Jerry Holecek didn’t take a gradual approach in remodeling the country rambler that he grew up in during the 70s and 80s. He modernized both the house and its surrounding grounds in a year-plus remodeling binge. “It’s quite a transformation,” Jerry says. “There was updating done inside and out.” 

Jerry made much of the transformation possible with his own expertise. He owns and operates H&H Company of Rochester, LLC, which builds custom homes, remodels residences and specializes in unique decks, porches and other outdoor structures. He spent his workweek putting up other clients’ homes and then went home to fix up his own house, located just inside the Dodge County line south of U.S. Highway 14. 


Jerry and his partner, Kim Banfield, describe the style of their home as a “modern farmhouse,” placing the emphasis on “modern.”

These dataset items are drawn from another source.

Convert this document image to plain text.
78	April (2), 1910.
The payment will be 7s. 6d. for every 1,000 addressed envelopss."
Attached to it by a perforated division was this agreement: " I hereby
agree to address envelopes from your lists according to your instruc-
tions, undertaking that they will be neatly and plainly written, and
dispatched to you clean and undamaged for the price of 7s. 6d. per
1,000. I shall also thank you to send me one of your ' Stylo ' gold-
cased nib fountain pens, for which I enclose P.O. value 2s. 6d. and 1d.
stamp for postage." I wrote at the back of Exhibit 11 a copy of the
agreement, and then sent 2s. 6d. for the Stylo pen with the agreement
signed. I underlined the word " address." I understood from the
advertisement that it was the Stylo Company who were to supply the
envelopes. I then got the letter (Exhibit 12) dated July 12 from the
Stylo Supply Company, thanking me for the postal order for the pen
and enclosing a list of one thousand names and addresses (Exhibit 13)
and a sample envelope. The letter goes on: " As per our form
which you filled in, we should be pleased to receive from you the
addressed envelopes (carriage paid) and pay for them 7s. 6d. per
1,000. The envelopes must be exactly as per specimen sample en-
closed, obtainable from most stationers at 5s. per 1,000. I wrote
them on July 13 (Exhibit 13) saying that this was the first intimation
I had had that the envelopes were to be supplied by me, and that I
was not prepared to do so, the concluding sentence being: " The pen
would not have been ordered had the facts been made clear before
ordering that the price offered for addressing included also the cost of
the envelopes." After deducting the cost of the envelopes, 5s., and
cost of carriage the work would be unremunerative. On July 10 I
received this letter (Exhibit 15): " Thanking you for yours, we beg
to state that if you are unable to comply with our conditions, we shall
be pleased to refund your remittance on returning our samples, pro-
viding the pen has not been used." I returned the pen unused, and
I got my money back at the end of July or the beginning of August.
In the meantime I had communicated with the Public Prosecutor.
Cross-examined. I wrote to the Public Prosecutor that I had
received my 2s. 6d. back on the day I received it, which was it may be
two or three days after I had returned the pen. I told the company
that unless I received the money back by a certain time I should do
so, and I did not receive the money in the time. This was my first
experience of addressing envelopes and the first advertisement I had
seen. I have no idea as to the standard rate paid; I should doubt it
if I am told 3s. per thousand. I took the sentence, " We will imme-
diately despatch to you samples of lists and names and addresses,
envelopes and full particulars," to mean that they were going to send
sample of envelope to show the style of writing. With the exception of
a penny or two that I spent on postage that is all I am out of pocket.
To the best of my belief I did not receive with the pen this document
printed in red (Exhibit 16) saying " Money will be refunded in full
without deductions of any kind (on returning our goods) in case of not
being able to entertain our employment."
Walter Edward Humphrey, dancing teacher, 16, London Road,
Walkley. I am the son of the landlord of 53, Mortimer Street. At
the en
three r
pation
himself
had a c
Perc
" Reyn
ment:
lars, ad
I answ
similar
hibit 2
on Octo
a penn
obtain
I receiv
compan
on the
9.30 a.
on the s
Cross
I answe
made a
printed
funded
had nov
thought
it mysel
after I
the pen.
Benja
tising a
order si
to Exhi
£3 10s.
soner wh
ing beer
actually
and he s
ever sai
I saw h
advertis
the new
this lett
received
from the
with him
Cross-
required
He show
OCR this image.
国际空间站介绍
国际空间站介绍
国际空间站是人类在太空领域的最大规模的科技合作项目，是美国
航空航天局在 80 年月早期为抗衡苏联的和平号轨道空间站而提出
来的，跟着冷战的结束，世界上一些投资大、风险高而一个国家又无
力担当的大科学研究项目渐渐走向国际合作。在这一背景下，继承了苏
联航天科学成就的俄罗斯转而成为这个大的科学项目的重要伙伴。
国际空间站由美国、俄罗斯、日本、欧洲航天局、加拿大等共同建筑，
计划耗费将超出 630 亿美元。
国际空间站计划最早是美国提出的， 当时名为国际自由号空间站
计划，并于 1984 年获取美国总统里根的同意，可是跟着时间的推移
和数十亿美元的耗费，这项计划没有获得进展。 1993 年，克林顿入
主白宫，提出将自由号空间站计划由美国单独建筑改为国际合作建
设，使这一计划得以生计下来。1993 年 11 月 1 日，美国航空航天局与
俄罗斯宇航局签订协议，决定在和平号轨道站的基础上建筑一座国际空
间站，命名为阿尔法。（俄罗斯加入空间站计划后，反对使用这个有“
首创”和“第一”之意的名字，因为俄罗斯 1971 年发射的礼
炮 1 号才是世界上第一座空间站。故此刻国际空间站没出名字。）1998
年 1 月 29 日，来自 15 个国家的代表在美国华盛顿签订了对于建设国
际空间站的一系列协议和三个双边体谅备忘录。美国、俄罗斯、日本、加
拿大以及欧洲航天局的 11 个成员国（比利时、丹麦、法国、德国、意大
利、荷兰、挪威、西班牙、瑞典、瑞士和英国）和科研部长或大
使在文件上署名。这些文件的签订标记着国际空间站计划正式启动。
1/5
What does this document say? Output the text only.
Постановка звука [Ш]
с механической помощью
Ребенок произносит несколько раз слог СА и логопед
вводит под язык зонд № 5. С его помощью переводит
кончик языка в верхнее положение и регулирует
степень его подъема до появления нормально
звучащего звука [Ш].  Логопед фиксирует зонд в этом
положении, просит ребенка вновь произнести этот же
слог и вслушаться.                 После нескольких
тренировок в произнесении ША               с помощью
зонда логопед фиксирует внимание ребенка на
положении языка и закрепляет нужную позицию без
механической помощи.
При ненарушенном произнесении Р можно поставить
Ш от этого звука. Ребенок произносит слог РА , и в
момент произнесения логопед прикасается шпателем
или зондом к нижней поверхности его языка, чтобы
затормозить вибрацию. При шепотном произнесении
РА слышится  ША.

The couple created an open design in the main living areas, featuring plenty of space and some accents reminding them of the home’s rural heritage. They tied them with a light gray color scheme and brown, rustic-looking wood laminate floors. They wanted their surroundings to be flexible for decor. “Gray is the new neutral,” Kim notes.   

The “farmhouse” flavor comes from decor scattered whimsically throughout the house. The headboard in the master bedroom is a barn door; a key rack hangs from a window frame filled with chicken wire glass; a wavy sheet of corrugated metal from a farm shed covers the window opening of a bathroom door; vintage post office boxes are ready to hold knick-knacks or papers in a credenza or table.

Some authentic antiques are from farms. “A lot of our stuff is from Gold Rush Days,” Jerry says. Then again, “Some (furnishings) came from T.J. Maxx,” he adds. 


The interior renovation moved through the house from one section to another, allowing Jerry and Kim to stay in the house while it was being transformed. Jerry gutted a portion of the house and then rebuilt it.

The great room addition on one side of the house increased the size of the home by 25 percent, approximately 4,000 square feet. Outfitted with three TVs ranging from 50-inch to 70-inch models, the great room is the house’s main entertainment center. It features a viewing wall constructed with tile that resembles Chicago brick and a horizontal electric fireplace for atmosphere. Overhead, beams are exposed, as are rows of shiplap, a type of wooden board common in farm and other rural buildings.

From the great room, there’s an uninterrupted view to the kitchen, where white cabinetry, an island with a light gray countertop and silvery metal appliances gleam. Jerry tucked his home office behind the entertainment wall on the main level. The laundry was also relocated to the main floor. 

A shallow flight of stairs leads down a half-floor to the house’s entry level. Jerry created one of the house’s showpieces, an unusual railing for the lower level staircase. “(Kim) showed me a picture from Pinterest. I had to figure out how to make it,” Jerry says. The railing combines rustic hardwood with supports made from sections of gray, galvanized metal pipe. The effect is modern but with a rustic wood twist.

The new plan revamped the master bedroom suite to install an oversized, glass-enclosed shower with separate tub in its bathroom. Then, a large walk-in closet was located beyond the bathroom for convenient dressing. The remodel also converted a family room in the lower level to two bedrooms and a bathroom. 


The home’s exterior also received a makeover that included new siding and roof shingles, as well as a renovated front porch and rear deck. Jerry installed new landscaping around the house, but he also poured a 60-foot concrete patio for a basketball court and a brick fire pit. Family members or guests can watch the action from a revamped deck, made with boards made from high-strength, composite materials.

Jerry completed about half of the work himself, saving money and indulging his personal designs along the way. The major remodeling started in October 2014 and was largely done a year later.  

Bob Freund is a writer based in Rochester.